Kmart cuts losses, bumps margin
Staff Staff -- Furniture Today, December 8, 2003
Kmart Holding Corp. decreased its net loss 94 percent from a year ago, down to $23 million for the third quarter, compared to the $383 million loss a year ago.
But net sales for the same period also decreased 21.2 percent to $5.092 billion, a 21.2 percent decrease from the $6.459 billion a year ago.
The company said the sales decrease was due primarily to the year-over-year comparison with several company-wide promotional events and the reduced frequency of mid-week advertising circulars this year. The decrease in same-store sales and the closure of 316 stores during the first quarter of this year also impacted total sales.
On a positive note, gross margin increased $61 million to $1.167 billion. As a percentage of sales, gross margin jumped to 22.9 percent from 17.1 percent.

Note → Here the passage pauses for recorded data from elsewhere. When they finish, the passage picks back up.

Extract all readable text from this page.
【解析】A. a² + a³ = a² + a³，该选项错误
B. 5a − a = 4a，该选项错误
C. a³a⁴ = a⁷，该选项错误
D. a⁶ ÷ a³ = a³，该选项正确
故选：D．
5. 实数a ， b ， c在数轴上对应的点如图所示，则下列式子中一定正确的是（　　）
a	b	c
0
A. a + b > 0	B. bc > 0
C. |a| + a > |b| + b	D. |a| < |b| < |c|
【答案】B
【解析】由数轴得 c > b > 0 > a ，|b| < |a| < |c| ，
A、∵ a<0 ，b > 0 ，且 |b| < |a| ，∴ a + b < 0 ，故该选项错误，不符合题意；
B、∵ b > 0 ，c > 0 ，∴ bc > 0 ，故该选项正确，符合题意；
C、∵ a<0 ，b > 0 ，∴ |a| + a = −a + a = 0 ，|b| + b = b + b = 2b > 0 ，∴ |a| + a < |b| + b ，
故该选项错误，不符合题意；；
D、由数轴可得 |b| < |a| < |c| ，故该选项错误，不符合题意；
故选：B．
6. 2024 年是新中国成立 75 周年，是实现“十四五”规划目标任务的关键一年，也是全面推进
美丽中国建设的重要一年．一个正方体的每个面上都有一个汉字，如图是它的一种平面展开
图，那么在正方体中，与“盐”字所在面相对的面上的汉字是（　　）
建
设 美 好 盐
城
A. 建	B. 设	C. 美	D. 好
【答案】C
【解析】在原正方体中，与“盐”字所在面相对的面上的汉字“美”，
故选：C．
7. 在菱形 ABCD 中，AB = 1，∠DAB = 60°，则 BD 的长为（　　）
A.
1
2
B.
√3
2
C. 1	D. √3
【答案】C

The bump was produced by lower distribution costs as Kmart began in-sourcing food and consumables as well as lower depreciation expense and the write-off of long-lived assets related to Fresh Start accounting. In addition, gross margin benefited from the reclassification of co-op advertising dollars, which are now recorded under cost of sales, buying and occupancy.
"The actions we have taken to drive profitability contributed to a mid-teens decline in November same-store sales, but allowed us to operate the company profitably in November 2003," said Julian Day, president and ceo.
Last year, the company reported a loss for November. Neither period included the Thanksgiving weekend.
Kmart had approximately $0.9 billion in cash and cash equivalents as of October 29, and borrowing availability of approximately $1.6 billion on its $2 billion credit facility inclusive of outstanding letters of credit.
The company added that because of its favorable liquidity position, it has voluntarily reduced the size of its credit facility to $1.5 billion to reduce the overall cost of the facility.
"The strength of our liquidity position is especially noteworthy, as we have progressed through the peak buying period for the holiday season with no direct borrowings drawn from our credit facility," said Day.